Questa direzione strategica -prosegue il direttore generale dell’Aor, Giuseppe Spera- sta perseguendo fortemente l’implementazione di nuove attività sanitarie di elevato profilo, tali da ottenere il riconoscimento di partner di prim’ordine a livello nazionale. Sono infatti convinto che le azioni messe in campo oggi, nonostante il contesto pandemico da Covid-19, rappresentino il punto di partenza essenziale per l’irrinunciabile potenziamento delle risposte e per una sanità sempre più attenta ai bisogni dei nostri cittadini".
“Il Femtolaser -spiega il direttore del reparto di oculistica, dottor Domenico Lacerenza- consente di attuare, con assoluta precisione, alcune fasi della chirurgia della cataratta, della chirurgia del trapianto di cornea e della correzione dei difetti visivi, superando i limiti insiti nelle altre procedure. Rivolgo un doveroso ringraziamento -conclude il direttore Lacerenza- alla direzione strategica e, in particolare, al direttore Spera che, ancora una volta, ha mostrato grande attenzione verso il benessere degli utenti ospedalieri e il progresso aziendale, andando in controtendenza rispetto alla emergenza sanitaria, ovvero, innalzando il livello di qualità e innovazione garantite che ci ha permesso, nel contesto emergenziale descritto, di effettuare, garantendo le urgenze, oltre duemila cataratte e cinquecento interventi alla retina e promuovere la importante attività chirurgica oggi inaugurata".
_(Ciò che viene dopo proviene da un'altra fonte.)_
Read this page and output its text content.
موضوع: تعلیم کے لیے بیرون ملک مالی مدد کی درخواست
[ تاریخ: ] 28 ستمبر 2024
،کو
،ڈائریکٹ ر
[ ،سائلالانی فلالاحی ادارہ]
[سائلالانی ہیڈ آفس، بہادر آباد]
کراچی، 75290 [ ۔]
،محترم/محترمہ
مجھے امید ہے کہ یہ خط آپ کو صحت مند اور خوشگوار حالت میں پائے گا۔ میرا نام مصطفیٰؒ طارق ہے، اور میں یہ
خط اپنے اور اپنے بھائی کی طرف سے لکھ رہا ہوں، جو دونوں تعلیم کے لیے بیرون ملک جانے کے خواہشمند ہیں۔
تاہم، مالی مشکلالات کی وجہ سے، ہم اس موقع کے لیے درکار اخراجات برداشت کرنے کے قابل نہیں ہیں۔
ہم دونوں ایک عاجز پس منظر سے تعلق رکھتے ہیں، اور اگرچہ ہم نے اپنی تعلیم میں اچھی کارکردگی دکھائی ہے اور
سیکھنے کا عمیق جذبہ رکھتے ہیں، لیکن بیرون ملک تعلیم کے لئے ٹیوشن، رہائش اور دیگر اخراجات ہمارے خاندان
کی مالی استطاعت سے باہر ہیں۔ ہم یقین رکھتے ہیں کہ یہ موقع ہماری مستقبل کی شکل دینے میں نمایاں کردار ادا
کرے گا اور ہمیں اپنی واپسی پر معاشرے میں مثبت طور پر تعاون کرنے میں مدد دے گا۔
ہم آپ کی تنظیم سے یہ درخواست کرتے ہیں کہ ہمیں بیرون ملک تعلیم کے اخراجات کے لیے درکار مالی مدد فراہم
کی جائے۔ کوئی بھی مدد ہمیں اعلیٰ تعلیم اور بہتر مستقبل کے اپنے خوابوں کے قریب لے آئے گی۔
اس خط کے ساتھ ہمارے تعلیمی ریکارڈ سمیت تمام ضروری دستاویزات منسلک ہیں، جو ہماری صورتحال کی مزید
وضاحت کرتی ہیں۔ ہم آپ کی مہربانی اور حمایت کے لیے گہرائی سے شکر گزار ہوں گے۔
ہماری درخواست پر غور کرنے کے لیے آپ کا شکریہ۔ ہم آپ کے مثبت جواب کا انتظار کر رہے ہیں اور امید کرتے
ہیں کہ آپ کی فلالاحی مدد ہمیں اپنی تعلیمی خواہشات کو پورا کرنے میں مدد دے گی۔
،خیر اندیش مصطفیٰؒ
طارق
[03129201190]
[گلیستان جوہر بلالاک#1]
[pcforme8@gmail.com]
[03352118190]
"Fino ad oggi -afferma con orgoglio l'assessore della Regione Basilicata alla Salute e alle Politiche sociali Francesco Fanelli- questo tipo di interventi era causa di migrazione sanitaria passiva, con conseguente disagio economico e sociale delle famiglie lucane che, invece, d'ora in avanti, potranno assicurare ai propri piccoli quanto necessario, nella propria regione, con qualità riconosciuta anche dalla partnership con l’ospedale ‘Bambino Gesù’ di Roma.
A ciò si aggiunga una ulteriore considerazione -conclude Fanelli- che riguarda non solo l'abbattimento della migrazione passiva, ma anche l'incremento di quella attiva, cioè della capacità attrattiva dei nostri ospedali, come testimonia la provenienza dei primi piccoli pazienti".